Alcool et violences sexuelles en milieu étudiant

Publié par Philippe Arvers, le 22 novembre 2025

The Conversation

L’alcool, un facteur de risque majeur dans les violences sexuelles entre étudiants ?

Laurent Bègue-Shankland, Université Grenoble Alpes (UGA) et Philippe Arvers, Université Grenoble Alpes (UGA)

Dans l’enseignement supérieur, la consommation d’alcool entre étudiants pourrait jouer un rôle majeur dans la survenue de violences sexuelles. C’est ce que suggère une enquête française menée en 2024 sur plus de 65 000 étudiants. Des recherches doivent être conduites pour mettre au jour les mécanismes à l’œuvre et accompagner les actions de prévention.


Les violences sexuelles touchent aujourd’hui des millions de femmes et d’hommes à travers le monde et leurs conséquences sur la santé physique et psychologique des victimes ne sont plus à démontrer.

3919, le numéro national d’écoute de Violences Femmes Info

  • Anonyme et gratuit, ce numéro est destiné aux femmes victimes de violences, à leur entourage et aux professionnels concernés.
  • Il est accessible depuis un poste fixe et un mobile en France hexagonale et dans les DROM.

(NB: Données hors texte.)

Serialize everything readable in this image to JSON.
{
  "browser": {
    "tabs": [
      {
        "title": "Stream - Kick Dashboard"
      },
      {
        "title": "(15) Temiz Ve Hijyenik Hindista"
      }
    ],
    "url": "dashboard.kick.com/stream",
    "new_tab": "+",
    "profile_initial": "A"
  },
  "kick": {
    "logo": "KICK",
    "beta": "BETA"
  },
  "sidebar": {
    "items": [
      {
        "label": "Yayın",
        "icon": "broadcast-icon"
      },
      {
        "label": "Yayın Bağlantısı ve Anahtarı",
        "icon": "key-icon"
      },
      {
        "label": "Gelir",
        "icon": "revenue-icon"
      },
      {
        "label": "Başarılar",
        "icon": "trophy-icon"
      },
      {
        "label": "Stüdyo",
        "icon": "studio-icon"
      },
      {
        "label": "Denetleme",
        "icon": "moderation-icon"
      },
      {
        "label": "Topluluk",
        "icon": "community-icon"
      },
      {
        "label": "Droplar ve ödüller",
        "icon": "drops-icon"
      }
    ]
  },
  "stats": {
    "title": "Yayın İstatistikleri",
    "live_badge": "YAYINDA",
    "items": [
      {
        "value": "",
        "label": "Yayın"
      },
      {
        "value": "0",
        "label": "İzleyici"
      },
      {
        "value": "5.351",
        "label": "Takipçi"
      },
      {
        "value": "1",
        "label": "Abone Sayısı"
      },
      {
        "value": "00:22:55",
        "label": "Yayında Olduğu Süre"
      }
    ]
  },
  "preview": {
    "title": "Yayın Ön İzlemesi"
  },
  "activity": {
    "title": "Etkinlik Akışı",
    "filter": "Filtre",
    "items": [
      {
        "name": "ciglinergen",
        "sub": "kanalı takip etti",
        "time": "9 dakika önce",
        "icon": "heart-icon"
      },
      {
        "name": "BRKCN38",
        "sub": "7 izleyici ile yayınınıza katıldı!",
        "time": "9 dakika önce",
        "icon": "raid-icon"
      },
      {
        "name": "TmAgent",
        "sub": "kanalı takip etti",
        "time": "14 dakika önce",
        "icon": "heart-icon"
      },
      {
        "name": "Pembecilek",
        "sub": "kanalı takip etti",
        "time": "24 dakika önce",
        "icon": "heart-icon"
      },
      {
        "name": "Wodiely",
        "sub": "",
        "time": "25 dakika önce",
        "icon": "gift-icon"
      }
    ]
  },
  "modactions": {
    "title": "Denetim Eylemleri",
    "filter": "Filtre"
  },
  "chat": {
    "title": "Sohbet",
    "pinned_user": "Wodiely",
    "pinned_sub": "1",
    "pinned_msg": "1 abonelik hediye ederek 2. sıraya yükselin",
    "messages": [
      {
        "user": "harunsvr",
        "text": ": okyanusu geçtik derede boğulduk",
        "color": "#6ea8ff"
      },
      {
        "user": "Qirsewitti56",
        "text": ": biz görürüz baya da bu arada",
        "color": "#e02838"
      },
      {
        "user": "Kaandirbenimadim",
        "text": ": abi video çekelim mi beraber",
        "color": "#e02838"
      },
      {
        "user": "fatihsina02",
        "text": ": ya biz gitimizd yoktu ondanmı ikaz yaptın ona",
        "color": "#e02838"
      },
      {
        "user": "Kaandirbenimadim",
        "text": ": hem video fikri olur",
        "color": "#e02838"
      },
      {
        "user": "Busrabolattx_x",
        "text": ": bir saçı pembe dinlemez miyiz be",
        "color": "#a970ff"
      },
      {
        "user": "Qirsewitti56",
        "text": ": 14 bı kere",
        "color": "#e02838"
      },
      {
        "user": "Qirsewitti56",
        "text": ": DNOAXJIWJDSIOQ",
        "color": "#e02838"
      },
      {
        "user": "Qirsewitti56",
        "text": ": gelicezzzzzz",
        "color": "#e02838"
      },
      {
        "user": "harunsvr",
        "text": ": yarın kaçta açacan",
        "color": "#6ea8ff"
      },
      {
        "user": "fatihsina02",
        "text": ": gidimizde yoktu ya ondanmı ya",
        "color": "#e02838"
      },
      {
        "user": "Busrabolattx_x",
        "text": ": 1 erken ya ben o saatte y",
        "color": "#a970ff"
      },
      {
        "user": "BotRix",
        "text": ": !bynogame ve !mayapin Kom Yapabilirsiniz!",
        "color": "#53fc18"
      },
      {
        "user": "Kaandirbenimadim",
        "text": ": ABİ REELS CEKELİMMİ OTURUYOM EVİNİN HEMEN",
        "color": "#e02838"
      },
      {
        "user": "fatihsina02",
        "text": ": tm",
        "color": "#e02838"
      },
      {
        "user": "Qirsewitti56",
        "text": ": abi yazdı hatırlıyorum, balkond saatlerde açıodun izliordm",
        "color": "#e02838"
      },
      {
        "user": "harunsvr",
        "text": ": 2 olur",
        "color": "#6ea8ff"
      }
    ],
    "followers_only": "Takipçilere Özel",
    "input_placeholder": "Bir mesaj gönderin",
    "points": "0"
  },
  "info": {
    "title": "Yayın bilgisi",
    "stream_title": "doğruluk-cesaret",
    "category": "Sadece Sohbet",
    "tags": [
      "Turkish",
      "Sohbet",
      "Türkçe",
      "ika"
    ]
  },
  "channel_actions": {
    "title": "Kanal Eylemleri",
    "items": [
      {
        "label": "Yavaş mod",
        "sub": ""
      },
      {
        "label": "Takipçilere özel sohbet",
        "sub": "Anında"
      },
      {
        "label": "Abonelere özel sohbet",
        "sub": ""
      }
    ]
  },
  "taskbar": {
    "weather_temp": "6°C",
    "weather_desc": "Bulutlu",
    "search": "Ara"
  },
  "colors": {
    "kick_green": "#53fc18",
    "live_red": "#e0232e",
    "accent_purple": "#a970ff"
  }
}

Des violences sexuelles dans les universités et les grandes écoles

Dans le sillage de #MeToo, aujourd’hui, ces violences sont dénoncées aussi dans l’enseignement supérieur, notamment entre étudiants.

En France, universités et grandes écoles ont pris conscience de l’importance de ces violences, par exemple avec le mouvement #sciencesporcs (qui met en cause des étudiants mais également des professeurs, ndlr). En plus de leurs conséquences sur la santé mentale des victimes, les violences sexuelles entre étudiants augmentent les risques de désinvestissement du cursus et d’abandon des études.

Dans l’enseignement supérieur comme ailleurs, il existe de nombreuses actions susceptibles de lutter contre ces violences. Au-delà de prises de conscience nécessaires, les campagnes de sensibilisation ne permettent pas toujours de constater des effets. Identifier les facteurs de risques fréquemment présents dans les situations de violence est une piste prometteuse.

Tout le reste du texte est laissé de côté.